Great point! A lot of people such as myself, love the looks of firearms and don't consider them to be just a tool for personal protection. I also love the looks of engines, automotive, motorcycle and especially large diesels that are in semi's and freight trains. With the exception of freight locomotives many of those engines are decked out with chrome and stainless steel components. If you got into an accident in a vehicle and the accident was your fault would the prosecutor use the fact that you have chrome valve covers and a polished intake manifold on your engine against you? I can see if you modified the firearm mechanically such as lightening the trigger pull or some other modification that could make the firearm less safe, or an engraved message that is obviously offensive, that could be used against you. Other than the muzzle inscription on the Glock, I see nothing in those photo's that could be a problem. I'm not too crazy about the pink nail polish, but whatever floats your boat.
For me it really isn't about de-sinisterizing my rifle, I was browsing the Spike's tactical sight and noticed their AR color filled lowers and said, "I can do that and that look like more fun than studying for a final" I did the number matrix on the mag for identification that coupled with only the AR lower looked boring so I went CRAZY!!!
I'm really excited about the Beretta because that is going to be an X-mas present and my cousins favorite color combo has been black and green for at least the last 20-27 years. He is a person that will like this even more because it is this color combo. He has a rifle or two and a ruger 22cal pistol from his youth and wants a "Man Cal." pistol, but will never buy himself one. His hobby is Derby car building.
I'm curious if what we put in the cocking serrations will stay after some shooting. Hopefully this week we will get a chance to try them out
Great color matching on the CZ
I feel sad that coloring or inlaying is beginning to be frowned upon. people have been decorating their firearms for hundreds of years and if you have to keep yours blaw and impersonal that makes me sad.
I don't think guns like this should be lost to history.
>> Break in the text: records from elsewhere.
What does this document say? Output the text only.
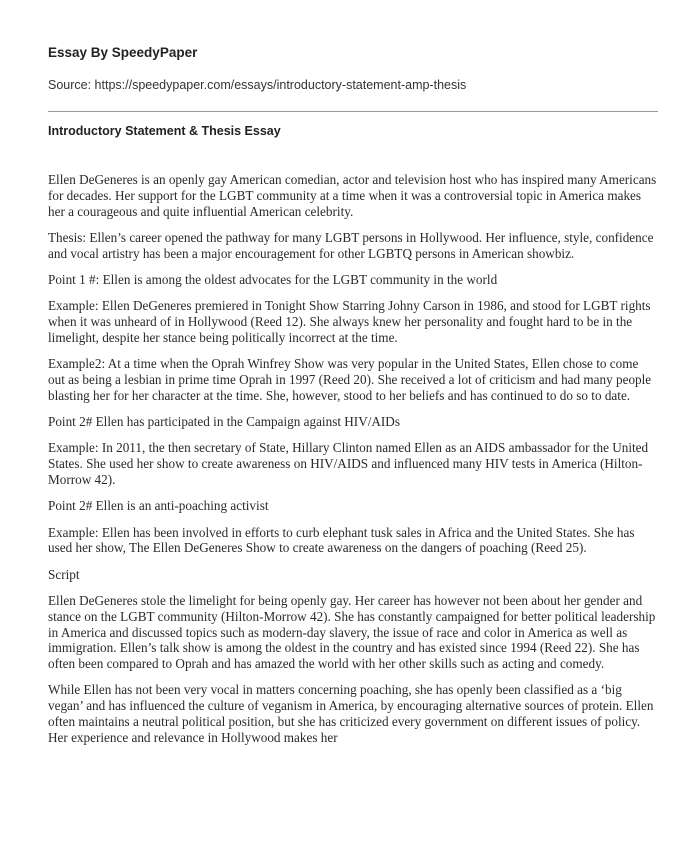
Essay By SpeedyPaper
Source: https://speedypaper.com/essays/introductory-statement-amp-thesis
Introductory Statement & Thesis Essay

Ellen DeGeneres is an openly gay American comedian, actor and television host who has inspired many Americans for decades. Her support for the LGBT community at a time when it was a controversial topic in America makes her a courageous and quite influential American celebrity.

Thesis: Ellen’s career opened the pathway for many LGBT persons in Hollywood. Her influence, style, confidence and vocal artistry has been a major encouragement for other LGBTQ persons in American showbiz.

Point 1 #: Ellen is among the oldest advocates for the LGBT community in the world

Example: Ellen DeGeneres premiered in Tonight Show Starring Johny Carson in 1986, and stood for LGBT rights when it was unheard of in Hollywood (Reed 12). She always knew her personality and fought hard to be in the limelight, despite her stance being politically incorrect at the time.

Example2: At a time when the Oprah Winfrey Show was very popular in the United States, Ellen chose to come out as being a lesbian in prime time Oprah in 1997 (Reed 20). She received a lot of criticism and had many people blasting her for her character at the time. She, however, stood to her beliefs and has continued to do so to date.

Point 2# Ellen has participated in the Campaign against HIV/AIDs

Example: In 2011, the then secretary of State, Hillary Clinton named Ellen as an AIDS ambassador for the United States. She used her show to create awareness on HIV/AIDS and influenced many HIV tests in America (Hilton-Morrow 42).

Point 2# Ellen is an anti-poaching activist

Example: Ellen has been involved in efforts to curb elephant tusk sales in Africa and the United States. She has used her show, The Ellen DeGeneres Show to create awareness on the dangers of poaching (Reed 25).

Script

Ellen DeGeneres stole the limelight for being openly gay. Her career has however not been about her gender and stance on the LGBT community (Hilton-Morrow 42). She has constantly campaigned for better political leadership in America and discussed topics such as modern-day slavery, the issue of race and color in America as well as immigration. Ellen’s talk show is among the oldest in the country and has existed since 1994 (Reed 22). She has often been compared to Oprah and has amazed the world with her other skills such as acting and comedy.

While Ellen has not been very vocal in matters concerning poaching, she has openly been classified as a ‘big vegan’ and has influenced the culture of veganism in America, by encouraging alternative sources of protein. Ellen often maintains a neutral political position, but she has criticized every government on different issues of policy. Her experience and relevance in Hollywood makes her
I used white paint in the roll markings on my Glock's, along with stainless steel pins, an aluminum trigger with red anodized aluminum safety. I also like to polish the flats on the slides of my stainless steel semi auto's along with polishing the controls, it gives a nice contrast with the sand blasted matte finish on the frame. I've also polished to a mirror finish my all stainless steel revolvers leaving the top and cylinder flutes matte. Scratches on a matte stainless finish stand out like a sore thumb, with a mirror finish all it takes to get rid of them is to polish them out with 1500 or 2000 grit wet or dry automotive grade sandpaper. I also like the looks of semi auto's where the frame and slide are of opposite colors black frame and stainless slide or vice versa with controls that also contrast against those components. I have a Sig 229 Equinox .40 which is a work of art straight out of the box, the only thing I did was change the grips to rosewood. But hey, it's your gun and your choice, one man's poop is another man's meat. Part of the fun of owning guns is to dress up an otherwise bland looking gun.